In practical terms you might see a 2 to 4 percent increase in the frames-per-second performance of most games; whether that’s worth risking an overclock depends on your situation. If my system always resided in my home, in a controlled environment, I’d probably keep the overclocks. If I wanted to carry it around to LAN parties, though, I’d stick with default clock speeds for safety.

The Price of Glory

So how much does this system cost?

COMPONENTPrice
Intel Core i7-2600K CPU $315
Asus Maximus IV Gene-Z motherboard $170
Corsair Vengeance 8GB DDR3 RAM $60
Corsair AX750 750W power supply $170
Western Digital VelociRaptor 600GB hard drive $220
Intel 311 solid-state drive $115
Lite-On iHAS124 DVD-RW drive $20
Asus GTX 570 DirectCU II graphics card $350
In Win Dragon Slayer case $65
Windows 7 Ultimate $165
Total $1650

That $1650 price tag includes Windows 7 Ultimate OEM. I chose Win 7 Ultimate mainly because the 16GB limitation of Windows 7 Home Premium is starting to sound a little restrictive. With 8GB memory modules starting to ship, the Gene-Z motherboard could theoretically support 32GB, though 16GB is probably a more practical ceiling.

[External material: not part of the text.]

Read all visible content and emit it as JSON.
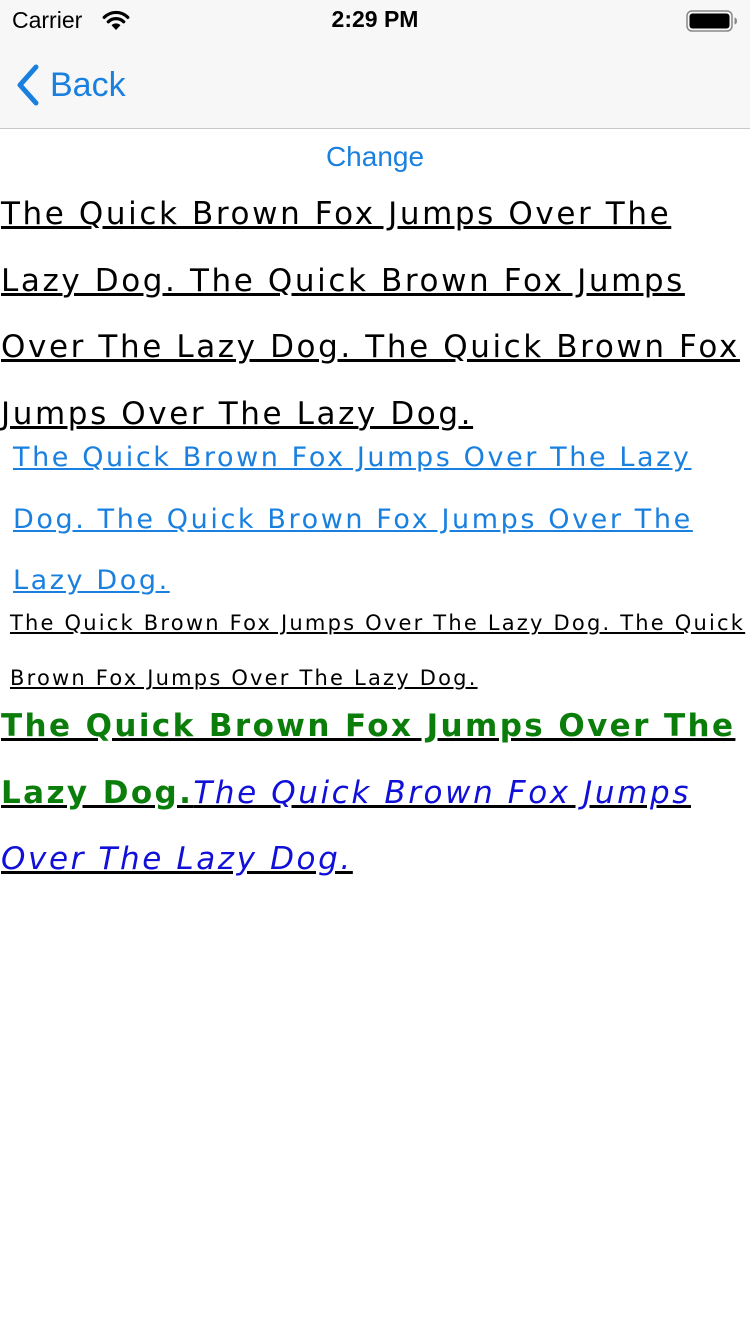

Note that the cost doesn’t include shipping and sales tax. And depending on where you buy, prices may be a little higher or lower.

This system has some legs. The power-supply section of the Gene-Z will likely support future LGA 1155 CPUs, and the system already supports USB 3.0 and SATA 6Gb/s. And that $1650 total is pretty good, given that I set out to build a high-performance rig that can handle modern games and overclock fairly easily. I can even carry it around without straining my back.